|
Wilde planten in Nederland en België |
|
Engels gras - Armeria maritima
Frysk-Seegers
English-Thrift
Français-Armérie maritime
Deutsch-Grasnelke
Synoniemen-Statice armeria
Familie-Plumbaginaceae (Strandkruidfamilie)
Naamgeving (Etymologie)-De Nederlandse naam heeft te maken met de grasachtige bladen. Armeria is ontstaan uit de Keltische woorden ar (nabij) en mo(er) (de zee), dus een plant die nabij de zee groeit. Maritima betekent van of aan de zee.
Ondersoorten-Armeria maritima subsp. maritima en Armeria maritima subsp. halleri. Elders komen ook nog veel meer ondersoorten voor.

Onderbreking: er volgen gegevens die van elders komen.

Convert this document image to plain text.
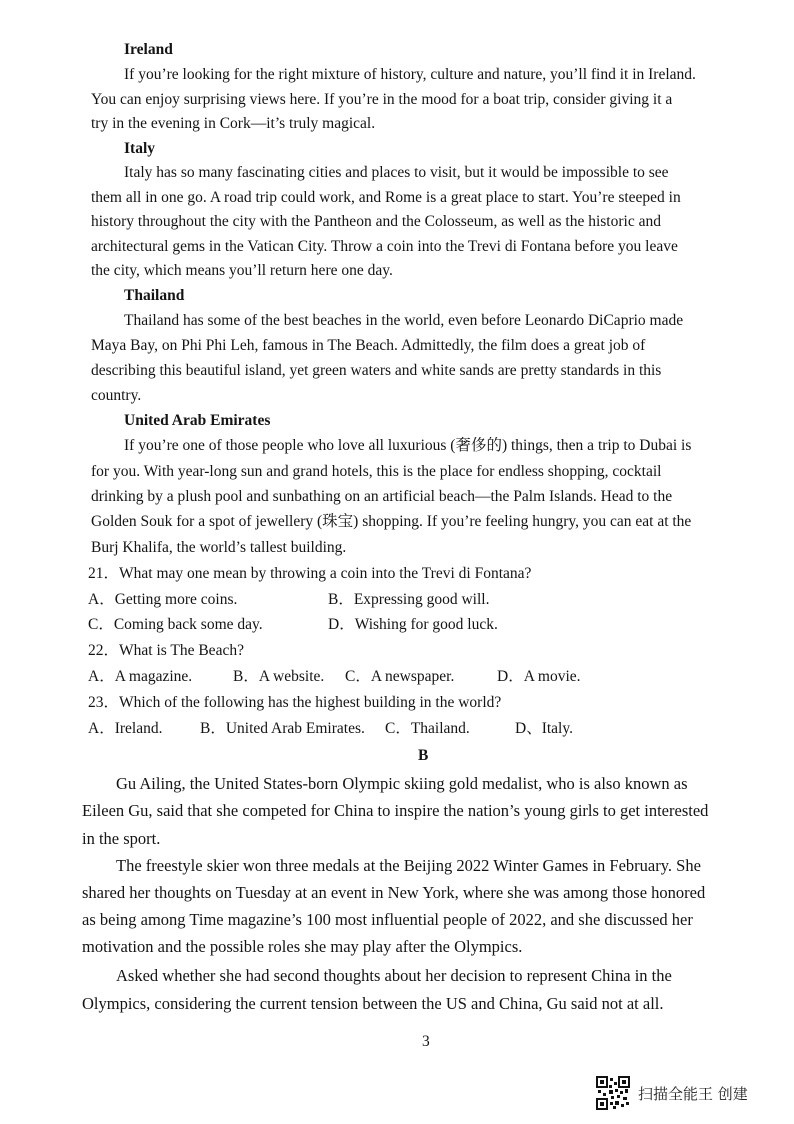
Ireland
If you’re looking for the right mixture of history, culture and nature, you’ll find it in Ireland.
You can enjoy surprising views here. If you’re in the mood for a boat trip, consider giving it a
try in the evening in Cork—it’s truly magical.
Italy
Italy has so many fascinating cities and places to visit, but it would be impossible to see
them all in one go. A road trip could work, and Rome is a great place to start. You’re steeped in
history throughout the city with the Pantheon and the Colosseum, as well as the historic and
architectural gems in the Vatican City. Throw a coin into the Trevi di Fontana before you leave
the city, which means you’ll return here one day.
Thailand
Thailand has some of the best beaches in the world, even before Leonardo DiCaprio made
Maya Bay, on Phi Phi Leh, famous in The Beach. Admittedly, the film does a great job of
describing this beautiful island, yet green waters and white sands are pretty standards in this
country.
United Arab Emirates
If you’re one of those people who love all luxurious (奢侈的) things, then a trip to Dubai is
for you. With year-long sun and grand hotels, this is the place for endless shopping, cocktail
drinking by a plush pool and sunbathing on an artificial beach—the Palm Islands. Head to the
Golden Souk for a spot of jewellery (珠宝) shopping. If you’re feeling hungry, you can eat at the
Burj Khalifa, the world’s tallest building.
21．What may one mean by throwing a coin into the Trevi di Fontana?
A．Getting more coins.	B．Expressing good will.
C．Coming back some day.	D．Wishing for good luck.
22．What is The Beach?
A．A magazine.	B．A website. C．A newspaper.	D．A movie.
23．Which of the following has the highest building in the world?
A．Ireland. B．United Arab Emirates. C．Thailand.	D、Italy.
B
Gu Ailing, the United States-born Olympic skiing gold medalist, who is also known as
Eileen Gu, said that she competed for China to inspire the nation’s young girls to get interested
in the sport.
The freestyle skier won three medals at the Beijing 2022 Winter Games in February. She
shared her thoughts on Tuesday at an event in New York, where she was among those honored
as being among Time magazine’s 100 most influential people of 2022, and she discussed her
motivation and the possible roles she may play after the Olympics.
Asked whether she had second thoughts about her decision to represent China in the
Olympics, considering the current tension between the US and China, Gu said not at all.
3
扫描全能王 创建
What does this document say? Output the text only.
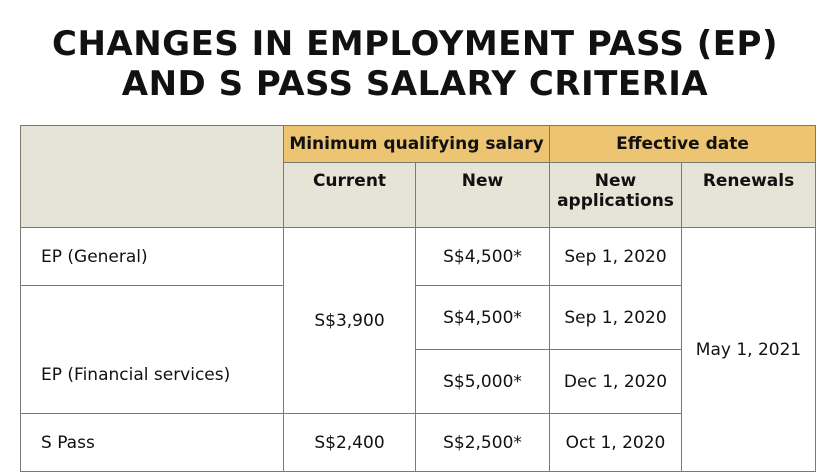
CHANGES IN EMPLOYMENT PASS (EP)
AND S PASS SALARY CRITERIA
	Minimum qualifying salary		Effective date	
	Current	New	New applications	Renewals
EP (General)	S$3,900	S$4,500*	Sep 1, 2020	May 1, 2021
EP (Financial services)		S$4,500*	Sep 1, 2020	
		S$5,000*	Dec 1, 2020	
S Pass	S$2,400	S$2,500*	Oct 1, 2020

Beschrijving (Klik op een afbeelding om te vergroten).
Levensduur-Overblijvend.
Plantvorm-Hemikryptofyt.
Hoofdbloei-Mei t/m november.
Afmeting-5-50 cm.
|
|
|
|
Wortels-Een dikke, vertakte wortelstok.
Stengels-Zoden vormend. De rechtopstaande, kort behaarde bloemstelen zijn bladloos.
|
|
|
|
Bladeren-De diepgroene, ietwat vlezige, lijnvormige bladen worden 1-1,5 (zelden tot 5) mm breed. Meestal hebben ze één nerf, die van onderen uit steekt en een gave rand.
|
|
|
|
Bloemen-Tweeslachtig. De geurende bloemen vormen dichtbloemige hoofdjes van1½-2½ cm breed. Meestal zijn ze roze, maar soms rood of wit. Elke bloem (6-8 mm) heeft vijf kroonbladen. De kelkbuis heeft behaarde ribben, maar tussen de ribben kunnen ze kaal of behaard zijn. De kelkslippen zijn kort genaald. Onder het hoofdje zie je een aantal schutbladen. De buitenste schutbladen zijn korter dan het bloemhoofdje en hebben een groene middenstreep die vaak eindigt in een spitsje. De binnenste schutbladen zijn vliezig en stomp. Onder de bloeiwijze bevindt zich een naar beneden wijzende, iets uitstaande schede. Elke bloem heeft een eenhokkig bovenstandig vruchtbeginsel, vijf stijlen,vijf stempels en eveneens vijf meeldraden.
|
|
|
|
Vruchten en zaden-Een eenzadige, openspringende vrucht (een driekleppige doosvrucht), met een vliezige kelk. De zaden zijn zeer kortlevend (korter dan één jaar). Tweezaadlobbig.
|
|
|
|
|
Biotoop
Bodem-Zonnige plaatsen op droge tot vochtige, matig voedselarme tot matig voedselrijke, zilte grond (zand, leem, zavel, lichte klei en stenige plaatsen).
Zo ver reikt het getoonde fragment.